President Obama is touting the latest version of health care reform as a measure that should draw bipartisan support — and in a way, it does. Both sides hate it.
In the windup to final consideration of reform, the White House is honing its message, characterizing the plan as a modest effort that strikes a political balance whose passage is a foregone conclusion.
“I think whoever sits here this time next week, you all will be talking about health care reform not as a presidential proposal but as something that will soon be the law of the land,” White House press secretary Robert Gibbs told “Fox News Sunday.”
The administration has picked up no Republican support for the bill, and liberal groups remain unhappy at the lack of a government-run insurance program and other features. But the most important sell this week are a handful of House Democrats Obama still has to convince.
“They are strongly pushing this as a done deal, and it’s partly for their own members,” said John Fortier, a political scholar at the free-market American Enterprise Institute. “They are trying to build confidence, to build momentum, and part of that whole strategy is saying this is going to happen.”
To close the distance, Obama has been repeating a message that his reform plan “is somewhere in the middle,” politically.
In Cleveland, Obama said his plan “essentially” does three things: It ends insurance company practices such as denying coverage for pre-existing conditions, creates market choices and makes insurance more affordable.
Not mentioned: Federal government regulation of the industry, mandates to obtain coverage or face a tax penalty, new taxes on investments for upper income taxpayers and a tax on high-value benefits plans, among other things.
“I still don’t know if they can pass this monstrosity of a bill,” said Jane Hamsher, founder of the liberal FireDogLake blog.
In addition to losing the public option, Hamsher and others are angered by deals between the administration and drug makers, reportedly reaffirmed in White House strategy sessions over the weekend, that will hamper imports of cheaper pharmaceuticals into the United States, among other things.

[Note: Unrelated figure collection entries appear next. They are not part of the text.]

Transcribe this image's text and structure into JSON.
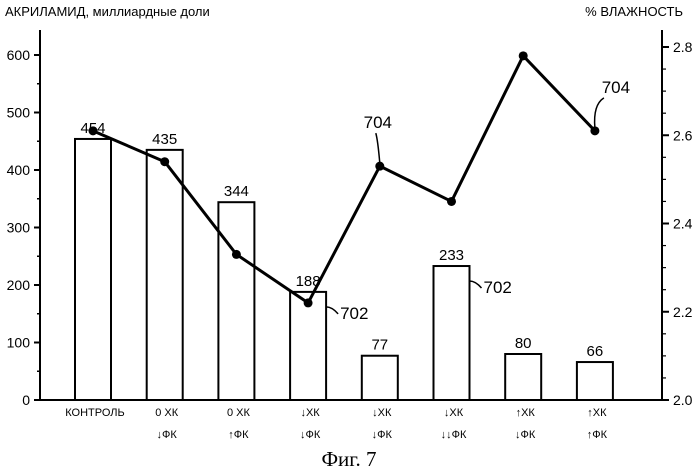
{
  "chart_data": {
    "type": "bar",
    "left_axis_title": "АКРИЛАМИД, миллиардные доли",
    "right_axis_title": "% ВЛАЖНОСТЬ",
    "categories": [
      [
        "КОНТРОЛЬ",
        ""
      ],
      [
        "0 ХК",
        "↓ФК"
      ],
      [
        "0 ХК",
        "↑ФК"
      ],
      [
        "↓ХК",
        "↓ФК"
      ],
      [
        "↓ХК",
        "↓ФК"
      ],
      [
        "↓ХК",
        "↓↓ФК"
      ],
      [
        "↑ХК",
        "↓ФК"
      ],
      [
        "↑ХК",
        "↑ФК"
      ]
    ],
    "bar_values": [
      454,
      435,
      344,
      188,
      77,
      233,
      80,
      66
    ],
    "line_values": [
      2.61,
      2.54,
      2.33,
      2.22,
      2.53,
      2.45,
      2.78,
      2.61
    ],
    "ylim_left": [
      0,
      600
    ],
    "yticks_left": [
      0,
      100,
      200,
      300,
      400,
      500,
      600
    ],
    "ylim_right": [
      2.0,
      2.8
    ],
    "yticks_right": [
      "2.0",
      "2.2",
      "2.4",
      "2.6",
      "2.8"
    ],
    "grid": false,
    "annotations": [
      {
        "label": "704",
        "target": "line",
        "index": 4
      },
      {
        "label": "702",
        "target": "bar",
        "index": 3
      },
      {
        "label": "702",
        "target": "bar",
        "index": 5
      },
      {
        "label": "704",
        "target": "line",
        "index": 7
      }
    ],
    "caption": "Фиг. 7"
  }
}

Rep. Eric Cantor of Virginia, the House Republican whip, said Americans want health care reform, but not a “trillion dollar effort to change health care as we know it for every man, woman and child in America.”
Dennis Simon, a Southern Methodist University political scientist, said the White House is pushing hard because Obama “seriously needs to win this.”
But the message coming from the White House is that this final push for the bill transcends politics.
“As we get closer to the vote, there is a lot of hand-wringing going on,” Obama said. “We hear a lot of people in Washington talking about politics, talking about what this means in November, talking about the poll numbers for Democrats and Republicans.”